Ott. (pronto, vivace) E tutto si accomoda!

Ser. (pronto, vivace) Ma sicuro!

Ricc. (contenendosi a stento: quasi fremente) Sicchè, io dovrei... secondo loro... alterare i registri?!

Ott. (pronto) No... correggerli!

Ricc. (c. s.) Fare sparire i documenti?!

Ser. (stringendosi nelle spalle) Basta non mostrarli!

Ricc. (c. s., al colmo dell'esasperazione) Cioè... mentire cogli azionisti... co' giudici!... falsificare le carte!... rendermi complice di tutti i loro... pasticci!... assumere la responsabilità morale di tutte le frodi commesse dal giorno che fu impiantata la Società?!

Ott. (gridando) Nessuno le dice di far questo!... Si tratta solo di riparare al male!

Ricc. (c. s., fremente) Che io non ho fatto... e del quale non devo rispondere!... Sono un uomo onesto, io... e mi fa maraviglia che si possano farmi simili proposte!... Ho svelato loro i pericoli, a' quali vanno incontro... perchè riparino... se vogliono... onestamente... finchè ne hanno il tempo!... Non già per ajutarvi a coprire, con nuove frodi, le vecchie!... Vi ho dato il mio lavoro... il mio ingegno... la mia influenza... ma non vi ho venduto il mio onore!... Mi avete sfruttato in tutti i modi... ma non mi farete diventare nè un ladro... nè un falsario!...
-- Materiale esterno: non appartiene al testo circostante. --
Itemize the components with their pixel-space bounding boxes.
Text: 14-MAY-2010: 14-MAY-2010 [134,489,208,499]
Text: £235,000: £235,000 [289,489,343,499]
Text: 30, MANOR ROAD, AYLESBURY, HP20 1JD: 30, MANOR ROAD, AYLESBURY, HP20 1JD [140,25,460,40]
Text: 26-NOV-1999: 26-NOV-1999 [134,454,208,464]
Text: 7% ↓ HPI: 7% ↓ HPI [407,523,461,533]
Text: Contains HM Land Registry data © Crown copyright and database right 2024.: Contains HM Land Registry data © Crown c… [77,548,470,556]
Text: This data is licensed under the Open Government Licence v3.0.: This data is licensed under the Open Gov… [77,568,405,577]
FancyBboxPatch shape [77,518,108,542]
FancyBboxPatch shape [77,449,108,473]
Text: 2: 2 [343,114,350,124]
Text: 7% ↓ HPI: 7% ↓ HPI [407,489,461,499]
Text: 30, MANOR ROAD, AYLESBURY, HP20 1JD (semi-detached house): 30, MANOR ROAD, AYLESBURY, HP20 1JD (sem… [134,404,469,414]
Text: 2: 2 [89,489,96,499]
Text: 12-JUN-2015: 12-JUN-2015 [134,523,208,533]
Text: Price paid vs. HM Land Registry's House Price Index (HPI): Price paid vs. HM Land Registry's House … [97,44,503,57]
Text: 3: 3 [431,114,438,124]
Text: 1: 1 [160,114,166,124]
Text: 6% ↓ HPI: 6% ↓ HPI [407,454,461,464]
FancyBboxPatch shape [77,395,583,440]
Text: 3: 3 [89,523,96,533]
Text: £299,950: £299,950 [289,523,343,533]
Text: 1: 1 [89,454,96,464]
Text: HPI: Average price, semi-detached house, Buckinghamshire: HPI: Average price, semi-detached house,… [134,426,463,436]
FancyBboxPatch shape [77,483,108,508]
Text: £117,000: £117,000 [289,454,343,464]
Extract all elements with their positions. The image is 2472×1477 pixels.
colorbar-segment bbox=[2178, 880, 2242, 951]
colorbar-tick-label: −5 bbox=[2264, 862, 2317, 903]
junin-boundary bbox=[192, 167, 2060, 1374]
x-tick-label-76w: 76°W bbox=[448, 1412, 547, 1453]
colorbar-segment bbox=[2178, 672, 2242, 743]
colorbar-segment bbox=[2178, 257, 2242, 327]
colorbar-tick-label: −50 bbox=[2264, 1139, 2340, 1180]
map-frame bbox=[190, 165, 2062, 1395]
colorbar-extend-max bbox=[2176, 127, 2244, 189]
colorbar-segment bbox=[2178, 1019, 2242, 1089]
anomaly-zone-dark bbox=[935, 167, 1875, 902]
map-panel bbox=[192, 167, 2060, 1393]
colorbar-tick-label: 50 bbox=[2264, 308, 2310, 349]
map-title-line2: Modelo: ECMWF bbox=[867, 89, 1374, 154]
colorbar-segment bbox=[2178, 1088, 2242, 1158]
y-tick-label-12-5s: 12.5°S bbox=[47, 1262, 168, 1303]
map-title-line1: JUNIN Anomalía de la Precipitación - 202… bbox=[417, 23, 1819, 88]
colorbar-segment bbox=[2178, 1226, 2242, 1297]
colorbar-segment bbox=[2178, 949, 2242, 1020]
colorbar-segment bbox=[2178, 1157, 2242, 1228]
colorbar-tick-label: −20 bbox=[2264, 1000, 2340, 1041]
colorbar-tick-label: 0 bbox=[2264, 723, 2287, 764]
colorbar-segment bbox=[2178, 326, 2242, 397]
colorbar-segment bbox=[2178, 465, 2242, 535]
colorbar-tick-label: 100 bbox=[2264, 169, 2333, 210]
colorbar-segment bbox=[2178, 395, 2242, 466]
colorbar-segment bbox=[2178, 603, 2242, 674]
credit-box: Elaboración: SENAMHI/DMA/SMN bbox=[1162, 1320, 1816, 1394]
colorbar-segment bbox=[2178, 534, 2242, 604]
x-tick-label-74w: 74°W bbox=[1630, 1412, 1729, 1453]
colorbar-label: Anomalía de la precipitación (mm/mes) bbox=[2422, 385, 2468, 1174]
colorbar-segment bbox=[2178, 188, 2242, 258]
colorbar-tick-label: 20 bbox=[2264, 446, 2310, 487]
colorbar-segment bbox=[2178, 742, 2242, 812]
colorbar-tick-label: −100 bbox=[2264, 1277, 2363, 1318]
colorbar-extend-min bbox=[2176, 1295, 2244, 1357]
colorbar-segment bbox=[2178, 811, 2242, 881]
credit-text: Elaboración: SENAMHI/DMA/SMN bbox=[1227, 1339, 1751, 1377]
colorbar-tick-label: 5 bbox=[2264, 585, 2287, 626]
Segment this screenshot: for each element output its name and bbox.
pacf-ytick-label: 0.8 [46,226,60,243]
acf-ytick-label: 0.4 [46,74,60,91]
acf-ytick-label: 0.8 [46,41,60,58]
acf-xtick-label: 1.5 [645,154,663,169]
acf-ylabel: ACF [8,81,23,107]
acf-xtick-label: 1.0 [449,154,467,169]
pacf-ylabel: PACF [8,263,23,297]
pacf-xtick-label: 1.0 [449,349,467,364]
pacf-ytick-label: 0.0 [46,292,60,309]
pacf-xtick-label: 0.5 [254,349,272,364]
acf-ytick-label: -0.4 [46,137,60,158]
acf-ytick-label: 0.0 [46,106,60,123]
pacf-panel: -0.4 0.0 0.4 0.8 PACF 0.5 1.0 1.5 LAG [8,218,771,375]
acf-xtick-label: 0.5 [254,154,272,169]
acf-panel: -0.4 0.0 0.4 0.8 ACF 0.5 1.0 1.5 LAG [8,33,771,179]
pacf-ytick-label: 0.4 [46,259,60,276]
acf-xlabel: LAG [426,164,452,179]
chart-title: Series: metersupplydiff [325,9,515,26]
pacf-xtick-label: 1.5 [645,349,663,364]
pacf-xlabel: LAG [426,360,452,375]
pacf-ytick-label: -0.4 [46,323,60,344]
(Durante la sfuriata di Riccardo, l'azione dev'essere animata da parte di tutti. — Il Principe si agita sempre più: Tommaso cerca di calmarlo: gli altri, in piedi, minacciano Riccardo, protestando, interrompendo, ecc. ecc.).

Devo agli azionisti la verità intera... e la sapranno!... Questi documenti... che nessuno di voi altri vuol riscattare... anderanno al tribunale!... Essi proveranno che l'idea grandiosa del Principe non è fallita per colpa mia... nè per forza di eventi... ma perchè, sino dal primo giorno, egli ebbe la disgrazia di circondarsi d'uomini senza scrupoli... veri parassiti!

Tutti. (fuorchè il Principe, protestando, con alto clamore) Non è vero!... menzogna!... è falso!... calunnie!

Ricc. (continuando, senza badare a nessuno, e dominando tutti con la sua voce) Mi duole per il Principe... che lo scandolo sarà enorme... e colpirà persone che gli sono care.... Ma chi ha rotto deve pagare!... E tanto peggio per tutti, se... credendo di trovar qui un ingenuo... hanno provocata la ribellione di un galantuomo... e lo hanno spinto... per liberarsi dal fango che si vuol gettare sopra di lui... a denunziare i veri colpevoli!

Tutti. (Urli, e proteste generali).

Princ. (tremante dalla commozione, con uno scoppio violento d'ira) Lei non denunzierà nessuno... non farà scandoli... non getterà la vergogna sopra un'impresa creata da me!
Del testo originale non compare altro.